ジェフ・バックリーとティム・バックリーのことを考えていた。
ジェフ・バックリーは結婚内の子ではなかった。父、ティム・バックリーに会ったことは2回だけ、それなのに父親と比較される。そのことに苦しんだみたいだ。
ジェフの声が、父、ティムから受け継いだものだとしたら、歌うことについて自分の声をどう思っていたんだろう。
自分の声を嫌ったりしなかったのだろうか。歌うことがつらくはなかったのだろうか。父親に似ていると言われ複雑だったろうと思う。
ジェフ、ティム、2人とも若くして亡くなって、残された者としては「いい声だな」と思うほかはない。
声って親に似るよね? 私も声は親に似ている。それが苦しいこともある。容姿や気質もそうだと思うけれど、声も人を継ぐものだよね。
一時期、親のことを考えるだけで、頭がおかしくなるくらいの怒りを抱えていた。精神のバランスが崩れて、部屋で大声で、空間に向かって1人で叫んでいた。何もかも、似ているというだけで、叩き潰したい衝動を抑えることが出来なかった。だけど、もういいんだ。
人の体ではなく、カプセルの中で生まれたのだと、そうであってくれと願うことでバランスを保てるようになった。それは年を重ねたからかもしれない。諦めかもしれない。
“絆”だなどと名づけるのは人間だし、家から生まれたのでない、そんなものは取っ払い、宇宙の片隅で人類の末端として生まれただけなのだと思うと、誰から生まれただのと悩むのがバカらしくなった。
親の子としてではなく、人類の末端として生まれたのなら、私には生まれた意味があったと思う。

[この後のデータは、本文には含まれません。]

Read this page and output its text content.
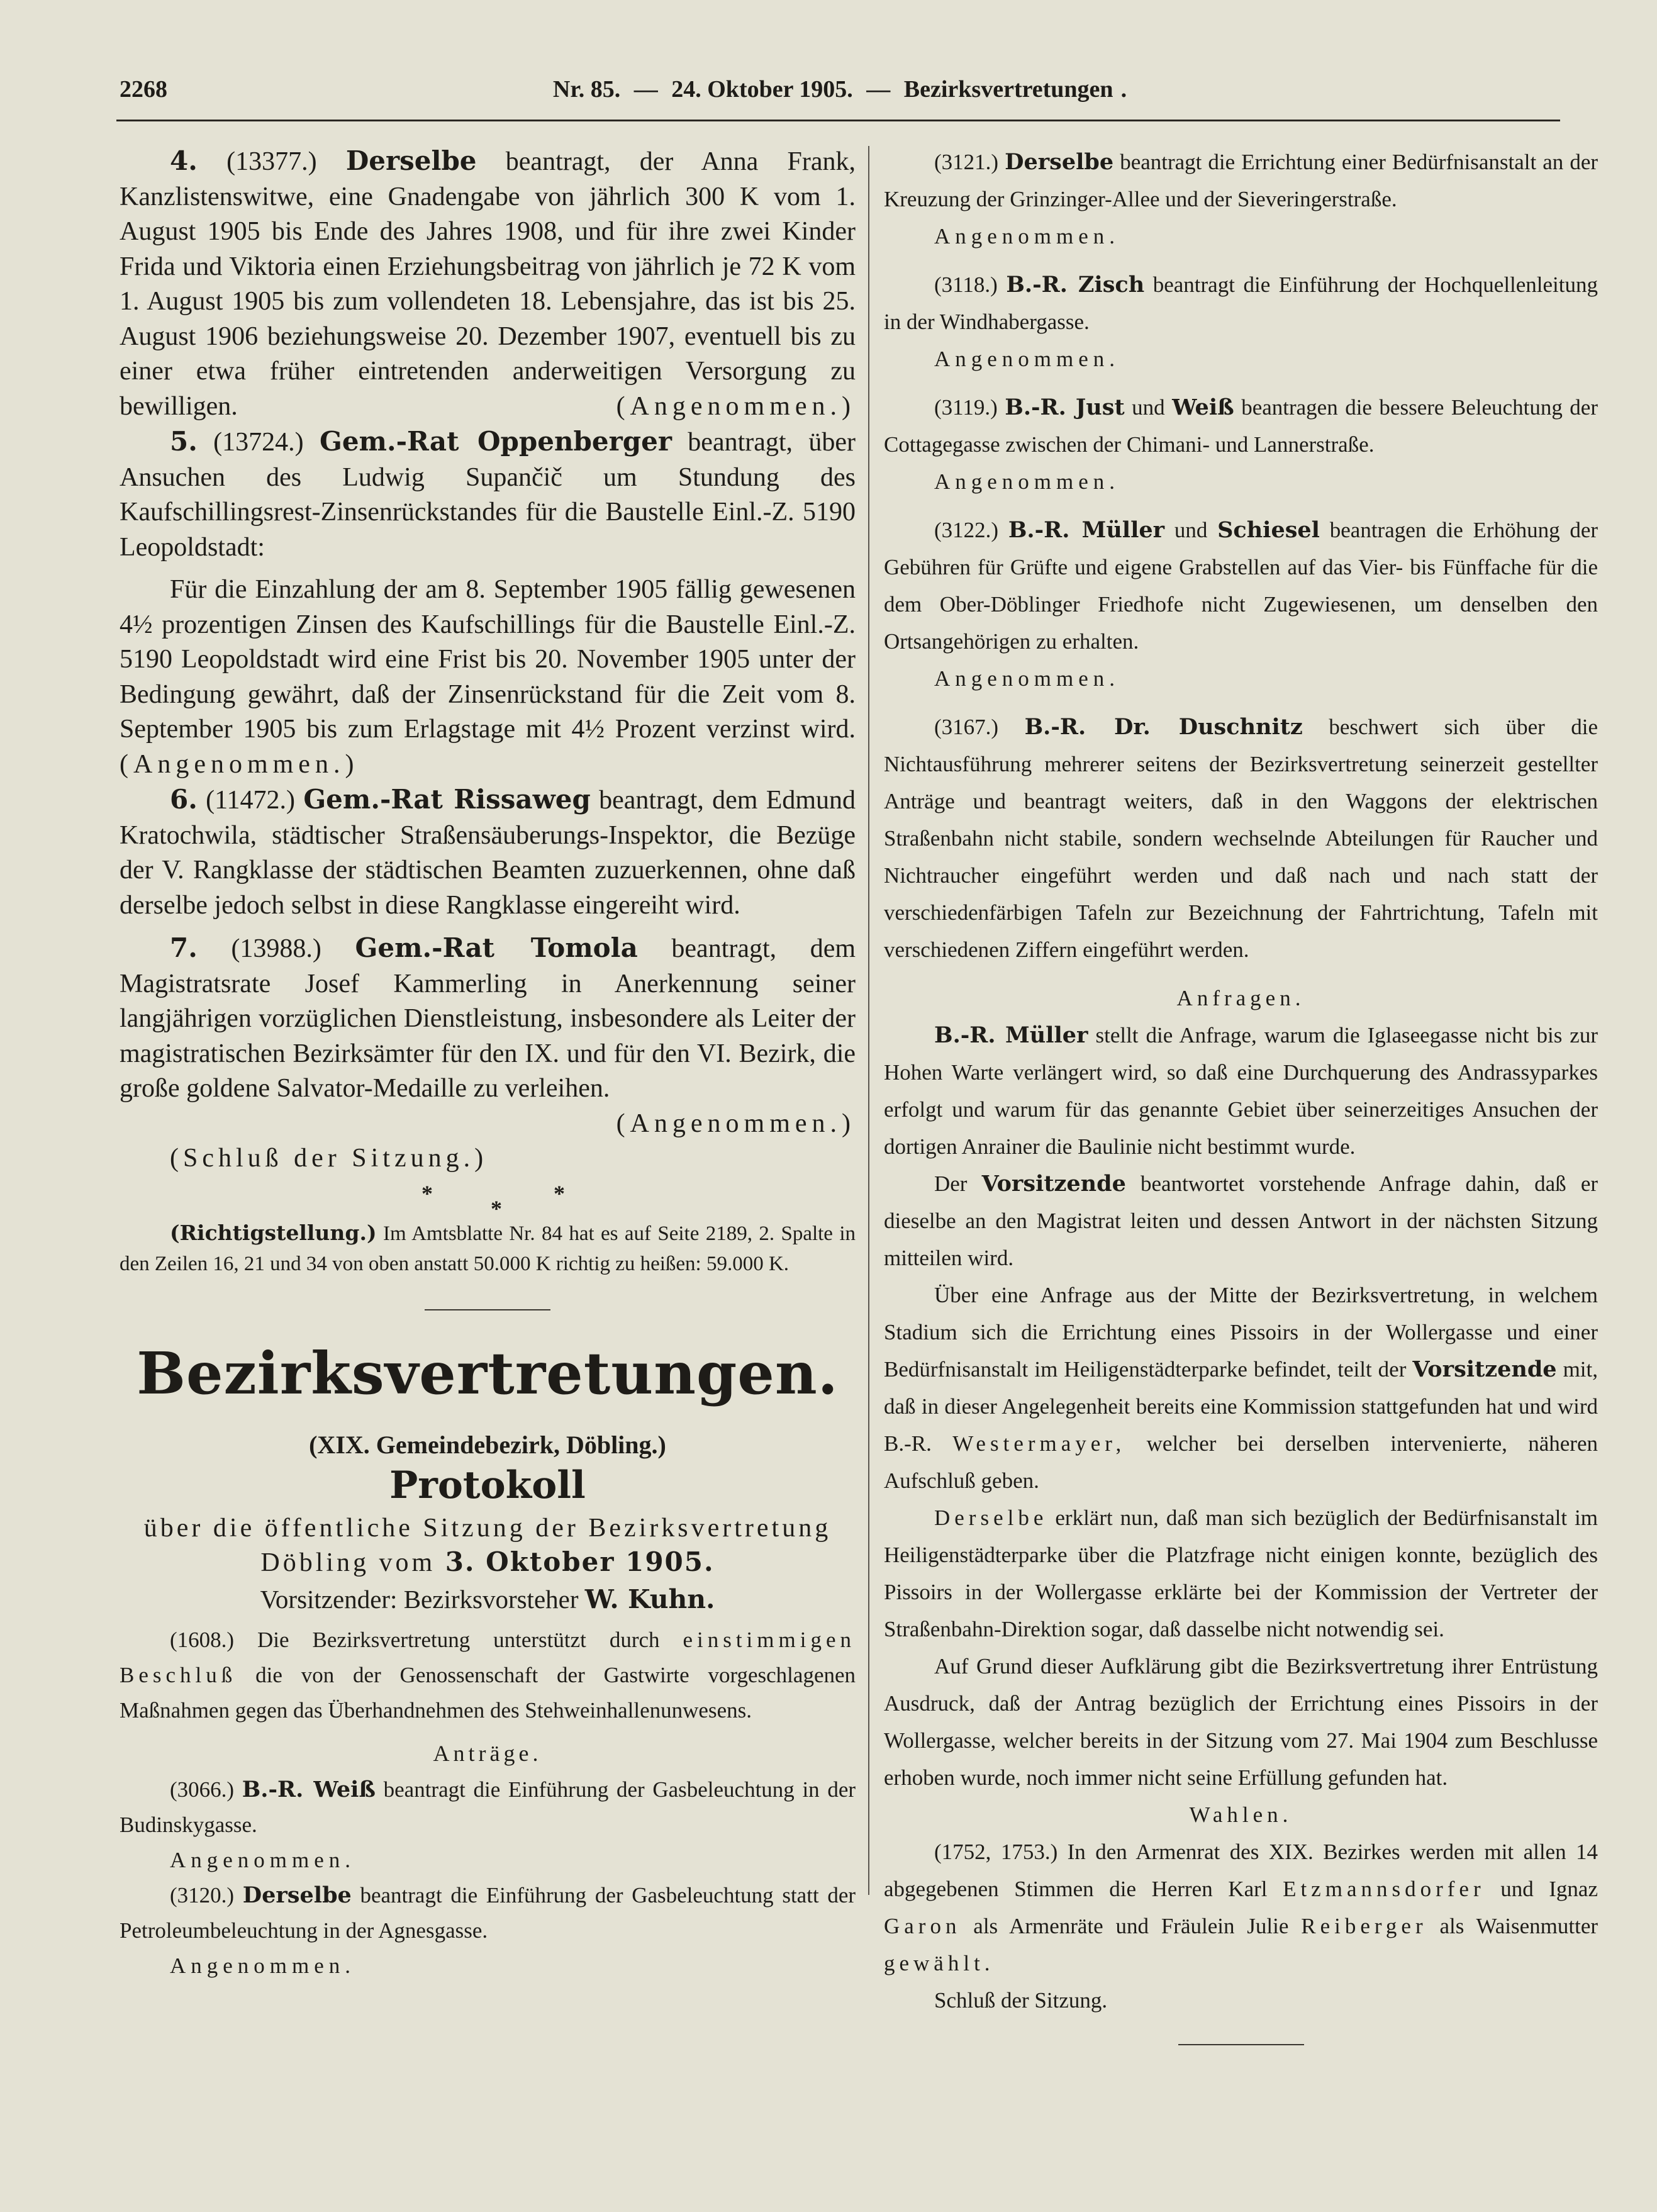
2268	Nr. 85. — 24. Oktober 1905. — Bezirksvertretungen .

4. (13377.) Derselbe beantragt, der Anna Frank, Kanzlistenswitwe, eine Gnadengabe von jährlich 300 K vom 1. August 1905 bis Ende des Jahres 1908, und für ihre zwei Kinder Frida und Viktoria einen Erziehungsbeitrag von jährlich je 72 K vom 1. August 1905 bis zum vollendeten 18. Lebensjahre, das ist bis 25. August 1906 beziehungsweise 20. Dezember 1907, eventuell bis zu einer etwa früher eintretenden anderweitigen Versorgung zu bewilligen.	(Angenommen.)

5. (13724.) Gem.-Rat Oppenberger beantragt, über Ansuchen des Ludwig Supančič um Stundung des Kaufschillingsrest-Zinsenrückstandes für die Baustelle Einl.-Z. 5190 Leopoldstadt:

Für die Einzahlung der am 8. September 1905 fällig gewesenen 4½ prozentigen Zinsen des Kaufschillings für die Baustelle Einl.-Z. 5190 Leopoldstadt wird eine Frist bis 20. November 1905 unter der Bedingung gewährt, daß der Zinsenrückstand für die Zeit vom 8. September 1905 bis zum Erlagstage mit 4½ Prozent verzinst wird. (Angenommen.)

6. (11472.) Gem.-Rat Rissaweg beantragt, dem Edmund Kratochwila, städtischer Straßensäuberungs-Inspektor, die Bezüge der V. Rangklasse der städtischen Beamten zuzuerkennen, ohne daß derselbe jedoch selbst in diese Rangklasse eingereiht wird.

7. (13988.) Gem.-Rat Tomola beantragt, dem Magistratsrate Josef Kammerling in Anerkennung seiner langjährigen vorzüglichen Dienstleistung, insbesondere als Leiter der magistratischen Bezirksämter für den IX. und für den VI. Bezirk, die große goldene Salvator-Medaille zu verleihen.

(Angenommen.)

(Schluß der Sitzung.)

*
*
*

(Richtigstellung.) Im Amtsblatte Nr. 84 hat es auf Seite 2189, 2. Spalte in den Zeilen 16, 21 und 34 von oben anstatt 50.000 K richtig zu heißen: 59.000 K.

Bezirksvertretungen.
(XIX. Gemeindebezirk, Döbling.)
Protokoll

über die öffentliche Sitzung der Bezirksvertretung

Döbling vom 3. Oktober 1905.

Vorsitzender: Bezirksvorsteher W. Kuhn.

(1608.) Die Bezirksvertretung unterstützt durch einstimmigen Beschluß die von der Genossenschaft der Gastwirte vorgeschlagenen Maßnahmen gegen das Überhandnehmen des Stehweinhallenunwesens.

Anträge.

(3066.) B.-R. Weiß beantragt die Einführung der Gasbeleuchtung in der Budinskygasse.

Angenommen.

(3120.) Derselbe beantragt die Einführung der Gasbeleuchtung statt der Petroleumbeleuchtung in der Agnesgasse.

Angenommen.

(3121.) Derselbe beantragt die Errichtung einer Bedürfnisanstalt an der Kreuzung der Grinzinger-Allee und der Sieveringerstraße.

Angenommen.

(3118.) B.-R. Zisch beantragt die Einführung der Hochquellenleitung in der Windhabergasse.

Angenommen.

(3119.) B.-R. Just und Weiß beantragen die bessere Beleuchtung der Cottagegasse zwischen der Chimani- und Lannerstraße.

Angenommen.

(3122.) B.-R. Müller und Schiesel beantragen die Erhöhung der Gebühren für Grüfte und eigene Grabstellen auf das Vier- bis Fünffache für die dem Ober-Döblinger Friedhofe nicht Zugewiesenen, um denselben den Ortsangehörigen zu erhalten.

Angenommen.

(3167.) B.-R. Dr. Duschnitz beschwert sich über die Nichtausführung mehrerer seitens der Bezirksvertretung seinerzeit gestellter Anträge und beantragt weiters, daß in den Waggons der elektrischen Straßenbahn nicht stabile, sondern wechselnde Abteilungen für Raucher und Nichtraucher eingeführt werden und daß nach und nach statt der verschiedenfärbigen Tafeln zur Bezeichnung der Fahrtrichtung, Tafeln mit verschiedenen Ziffern eingeführt werden.

Anfragen.

B.-R. Müller stellt die Anfrage, warum die Iglaseegasse nicht bis zur Hohen Warte verlängert wird, so daß eine Durchquerung des Andrassyparkes erfolgt und warum für das genannte Gebiet über seinerzeitiges Ansuchen der dortigen Anrainer die Baulinie nicht bestimmt wurde.

Der Vorsitzende beantwortet vorstehende Anfrage dahin, daß er dieselbe an den Magistrat leiten und dessen Antwort in der nächsten Sitzung mitteilen wird.

Über eine Anfrage aus der Mitte der Bezirksvertretung, in welchem Stadium sich die Errichtung eines Pissoirs in der Wollergasse und einer Bedürfnisanstalt im Heiligenstädterparke befindet, teilt der Vorsitzende mit, daß in dieser Angelegenheit bereits eine Kommission stattgefunden hat und wird B.-R. Westermayer, welcher bei derselben intervenierte, näheren Aufschluß geben.

Derselbe erklärt nun, daß man sich bezüglich der Bedürfnisanstalt im Heiligenstädterparke über die Platzfrage nicht einigen konnte, bezüglich des Pissoirs in der Wollergasse erklärte bei der Kommission der Vertreter der Straßenbahn-Direktion sogar, daß dasselbe nicht notwendig sei.

Auf Grund dieser Aufklärung gibt die Bezirksvertretung ihrer Entrüstung Ausdruck, daß der Antrag bezüglich der Errichtung eines Pissoirs in der Wollergasse, welcher bereits in der Sitzung vom 27. Mai 1904 zum Beschlusse erhoben wurde, noch immer nicht seine Erfüllung gefunden hat.

Wahlen.

(1752, 1753.) In den Armenrat des XIX. Bezirkes werden mit allen 14 abgegebenen Stimmen die Herren Karl Etzmannsdorfer und Ignaz Garon als Armenräte und Fräulein Julie Reiberger als Waisenmutter gewählt.

Schluß der Sitzung.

バカらしく思っている。私は本当は、自己肯定感が高いだけの人間かもしれない。親を憎んでも、人間のことは愛するのかもしれない。世界を呪うには小物すぎたのかもしれない。
いずれは、カプセルの子も消え失せる。それでも私はカプセルの子として、消え失せるまで生きてやるんだ。
私の声は耳の2cmくらい内側から、頭を支配しているようだ。宇宙の末端が拡声器を使って、頭に響いている。
私の声は最前線だ。宇宙の最先端だ。私がそこに生きているのだから。
今日は声をあまり発していない。外界の私は無言で生活している。でもこの文章は、頭の中の声が指に伝わり文章になった。